Note this is specificly related to the even odd/check rather than anything else.
Good point, my previous title was too generic, while the actual problem seems to be very specific (i.e. related to the even/odd check, like you said).
I see that if I replace the condition with `n%3==0`, or `n>3`, the code is vectorized. So GCC is clearly capable of vectorizing this `accumulator += boolean` pattern.

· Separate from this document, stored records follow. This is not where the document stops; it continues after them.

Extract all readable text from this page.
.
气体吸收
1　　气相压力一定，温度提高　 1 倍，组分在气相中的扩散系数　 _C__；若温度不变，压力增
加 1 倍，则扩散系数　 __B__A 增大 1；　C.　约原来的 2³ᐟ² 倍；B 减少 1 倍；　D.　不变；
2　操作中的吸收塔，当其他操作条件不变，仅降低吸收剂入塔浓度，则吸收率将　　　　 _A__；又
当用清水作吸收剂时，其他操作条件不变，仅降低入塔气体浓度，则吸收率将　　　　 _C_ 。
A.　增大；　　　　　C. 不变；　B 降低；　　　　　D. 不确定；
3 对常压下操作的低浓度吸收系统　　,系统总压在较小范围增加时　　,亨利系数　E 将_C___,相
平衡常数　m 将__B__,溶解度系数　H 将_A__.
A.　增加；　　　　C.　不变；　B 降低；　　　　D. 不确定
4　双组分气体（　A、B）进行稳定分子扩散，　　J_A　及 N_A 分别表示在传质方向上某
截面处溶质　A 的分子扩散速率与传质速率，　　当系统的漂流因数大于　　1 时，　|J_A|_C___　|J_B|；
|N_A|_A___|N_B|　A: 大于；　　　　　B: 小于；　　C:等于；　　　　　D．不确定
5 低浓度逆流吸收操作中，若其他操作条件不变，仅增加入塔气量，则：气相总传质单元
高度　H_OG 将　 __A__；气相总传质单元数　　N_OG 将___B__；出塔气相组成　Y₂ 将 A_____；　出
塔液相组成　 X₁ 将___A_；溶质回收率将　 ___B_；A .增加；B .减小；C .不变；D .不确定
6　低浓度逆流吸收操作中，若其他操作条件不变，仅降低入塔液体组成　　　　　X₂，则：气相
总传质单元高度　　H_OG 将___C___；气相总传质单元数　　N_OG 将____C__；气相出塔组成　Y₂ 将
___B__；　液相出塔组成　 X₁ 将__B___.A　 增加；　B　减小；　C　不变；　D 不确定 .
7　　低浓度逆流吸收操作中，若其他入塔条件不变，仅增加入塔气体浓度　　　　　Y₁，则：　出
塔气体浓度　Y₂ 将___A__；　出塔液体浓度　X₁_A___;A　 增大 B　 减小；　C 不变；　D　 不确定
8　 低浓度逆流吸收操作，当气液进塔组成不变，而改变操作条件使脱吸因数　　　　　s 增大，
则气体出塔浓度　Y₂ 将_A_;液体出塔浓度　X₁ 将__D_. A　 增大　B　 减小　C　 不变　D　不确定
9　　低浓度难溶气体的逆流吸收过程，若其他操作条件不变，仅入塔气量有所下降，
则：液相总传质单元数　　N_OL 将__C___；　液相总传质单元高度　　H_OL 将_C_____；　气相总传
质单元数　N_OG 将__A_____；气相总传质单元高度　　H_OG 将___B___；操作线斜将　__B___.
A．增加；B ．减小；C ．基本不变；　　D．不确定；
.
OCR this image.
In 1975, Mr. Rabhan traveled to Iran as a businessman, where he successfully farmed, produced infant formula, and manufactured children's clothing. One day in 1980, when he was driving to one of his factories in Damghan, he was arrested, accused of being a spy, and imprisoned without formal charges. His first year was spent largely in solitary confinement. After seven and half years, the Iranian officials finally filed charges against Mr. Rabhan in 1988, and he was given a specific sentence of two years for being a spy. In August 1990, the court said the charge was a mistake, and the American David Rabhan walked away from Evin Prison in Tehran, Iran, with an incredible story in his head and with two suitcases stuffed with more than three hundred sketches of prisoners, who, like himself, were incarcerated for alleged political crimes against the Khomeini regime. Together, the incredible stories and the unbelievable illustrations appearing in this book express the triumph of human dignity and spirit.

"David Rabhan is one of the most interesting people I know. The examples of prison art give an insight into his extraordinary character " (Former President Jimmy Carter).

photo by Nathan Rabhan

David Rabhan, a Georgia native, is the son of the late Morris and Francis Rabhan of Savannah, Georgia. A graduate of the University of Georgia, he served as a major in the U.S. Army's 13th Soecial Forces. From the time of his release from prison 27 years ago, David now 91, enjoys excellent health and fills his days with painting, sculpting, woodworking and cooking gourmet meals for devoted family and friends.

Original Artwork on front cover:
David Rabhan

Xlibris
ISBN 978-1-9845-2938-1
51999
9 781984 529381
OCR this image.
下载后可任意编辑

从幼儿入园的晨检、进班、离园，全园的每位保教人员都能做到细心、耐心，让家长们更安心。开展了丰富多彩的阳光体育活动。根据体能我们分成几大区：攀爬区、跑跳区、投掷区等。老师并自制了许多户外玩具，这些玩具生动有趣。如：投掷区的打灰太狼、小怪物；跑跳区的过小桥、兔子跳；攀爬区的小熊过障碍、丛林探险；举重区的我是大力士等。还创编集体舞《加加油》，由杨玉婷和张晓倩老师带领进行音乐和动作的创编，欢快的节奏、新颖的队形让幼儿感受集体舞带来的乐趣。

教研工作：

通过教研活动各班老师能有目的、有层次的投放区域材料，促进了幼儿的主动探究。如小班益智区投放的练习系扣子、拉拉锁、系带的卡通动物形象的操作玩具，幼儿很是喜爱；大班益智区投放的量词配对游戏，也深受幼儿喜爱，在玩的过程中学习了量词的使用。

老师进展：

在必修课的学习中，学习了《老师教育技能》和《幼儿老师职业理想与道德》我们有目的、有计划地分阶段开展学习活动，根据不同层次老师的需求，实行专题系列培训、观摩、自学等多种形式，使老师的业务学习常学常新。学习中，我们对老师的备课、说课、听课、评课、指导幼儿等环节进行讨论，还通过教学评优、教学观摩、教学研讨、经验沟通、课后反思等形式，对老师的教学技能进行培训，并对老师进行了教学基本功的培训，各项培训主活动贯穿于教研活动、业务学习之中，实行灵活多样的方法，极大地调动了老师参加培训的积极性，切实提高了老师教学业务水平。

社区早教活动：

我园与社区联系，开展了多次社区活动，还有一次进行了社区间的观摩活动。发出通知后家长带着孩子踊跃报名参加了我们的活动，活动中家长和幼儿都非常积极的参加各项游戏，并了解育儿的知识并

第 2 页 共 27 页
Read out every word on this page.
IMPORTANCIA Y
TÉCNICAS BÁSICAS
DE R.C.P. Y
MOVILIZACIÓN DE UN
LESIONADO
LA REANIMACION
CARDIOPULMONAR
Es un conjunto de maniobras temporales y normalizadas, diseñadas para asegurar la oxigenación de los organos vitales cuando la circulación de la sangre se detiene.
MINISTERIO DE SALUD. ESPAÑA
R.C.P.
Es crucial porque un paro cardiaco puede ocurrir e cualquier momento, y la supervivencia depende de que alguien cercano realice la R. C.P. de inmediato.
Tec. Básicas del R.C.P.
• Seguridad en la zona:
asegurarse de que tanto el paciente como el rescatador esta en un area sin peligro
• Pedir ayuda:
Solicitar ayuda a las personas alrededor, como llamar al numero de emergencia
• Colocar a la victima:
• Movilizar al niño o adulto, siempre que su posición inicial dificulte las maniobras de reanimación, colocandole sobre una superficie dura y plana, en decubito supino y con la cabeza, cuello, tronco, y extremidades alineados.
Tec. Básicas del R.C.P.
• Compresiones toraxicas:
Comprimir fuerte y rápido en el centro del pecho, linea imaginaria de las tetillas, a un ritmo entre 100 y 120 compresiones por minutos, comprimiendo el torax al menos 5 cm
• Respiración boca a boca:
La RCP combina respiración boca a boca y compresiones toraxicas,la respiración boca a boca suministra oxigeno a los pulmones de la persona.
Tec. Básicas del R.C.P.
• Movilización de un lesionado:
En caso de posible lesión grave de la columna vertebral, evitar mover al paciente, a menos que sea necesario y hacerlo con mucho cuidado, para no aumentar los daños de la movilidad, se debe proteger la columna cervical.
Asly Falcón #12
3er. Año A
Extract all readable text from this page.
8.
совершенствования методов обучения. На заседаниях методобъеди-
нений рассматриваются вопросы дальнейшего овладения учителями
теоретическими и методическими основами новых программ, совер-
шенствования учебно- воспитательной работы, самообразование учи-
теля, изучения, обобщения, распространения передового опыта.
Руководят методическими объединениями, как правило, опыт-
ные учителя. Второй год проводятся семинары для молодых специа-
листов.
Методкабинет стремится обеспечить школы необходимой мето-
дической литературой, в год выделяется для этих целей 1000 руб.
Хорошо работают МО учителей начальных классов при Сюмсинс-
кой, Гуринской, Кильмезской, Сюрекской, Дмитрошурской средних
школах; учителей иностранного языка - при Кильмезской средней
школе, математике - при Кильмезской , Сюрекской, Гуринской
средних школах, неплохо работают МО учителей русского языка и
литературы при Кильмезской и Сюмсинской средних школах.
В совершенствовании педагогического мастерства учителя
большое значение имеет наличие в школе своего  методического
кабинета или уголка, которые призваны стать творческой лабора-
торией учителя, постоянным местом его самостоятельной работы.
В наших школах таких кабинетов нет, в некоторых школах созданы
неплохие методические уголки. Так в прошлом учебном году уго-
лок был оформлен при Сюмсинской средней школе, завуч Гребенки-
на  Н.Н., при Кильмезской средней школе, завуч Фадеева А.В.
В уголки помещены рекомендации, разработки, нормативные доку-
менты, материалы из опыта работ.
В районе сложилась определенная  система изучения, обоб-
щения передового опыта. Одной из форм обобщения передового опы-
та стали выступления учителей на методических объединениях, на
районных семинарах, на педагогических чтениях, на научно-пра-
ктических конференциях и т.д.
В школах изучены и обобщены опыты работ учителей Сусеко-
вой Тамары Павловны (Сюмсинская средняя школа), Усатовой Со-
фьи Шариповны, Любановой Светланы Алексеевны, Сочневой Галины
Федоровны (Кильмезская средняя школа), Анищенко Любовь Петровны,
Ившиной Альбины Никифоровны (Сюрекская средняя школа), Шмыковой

I have a patch but I need to write up a few testcases. Basically I modified case for `(convert (convert` where the inner and outer types were nop conversion to allow for the outer conversion to be greater than the inner one. and then we canonicalize like I mentioned in comment #3.
Patch posted: https://gcc.gnu.org/pipermail/gcc-patches/2024-November/670122.html
The trunk branch has been updated by Andrew Pinski <pinskia@gcc.gnu.org>: https://gcc.gnu.org/g:bca515ff1893fe4ca1a9042364af3c43f93a397c commit r15-5730-gbca515ff1893fe4ca1a9042364af3c43f93a397c Author: Andrew Pinski <quic_apinski@quicinc.com> Date: Mon Nov 25 16:04:21 2024 -0800 match: Improve handling of double convert [PR117776] For a double conversion, we will simplify it into a conversion with an and if the outer type and inside precision matches and the intra precision is smaller and unsigned. We should be able to extend this to where the outer precision is larger too. This is a good canonicalization too. Bootstrapped and tested on x86_64-linux-gnu. PR tree-optimization/117776 gcc/ChangeLog: * match.pd (nested int casts): Allow for the case where the final prec is greater than the original prec. gcc/testsuite/ChangeLog: * g++.dg/vect/pr117776.cc: New test. * gcc.dg/tree-ssa/cast-3.c: New test. Signed-off-by: Andrew Pinski <quic_apinski@quicinc.com>
Fixed on the trunk, this patch is not worth backporting even though this is a regression; it is a missed optimization and one which one that happens only one specific condition (even/odd checks) and it took 5 years for someone to report.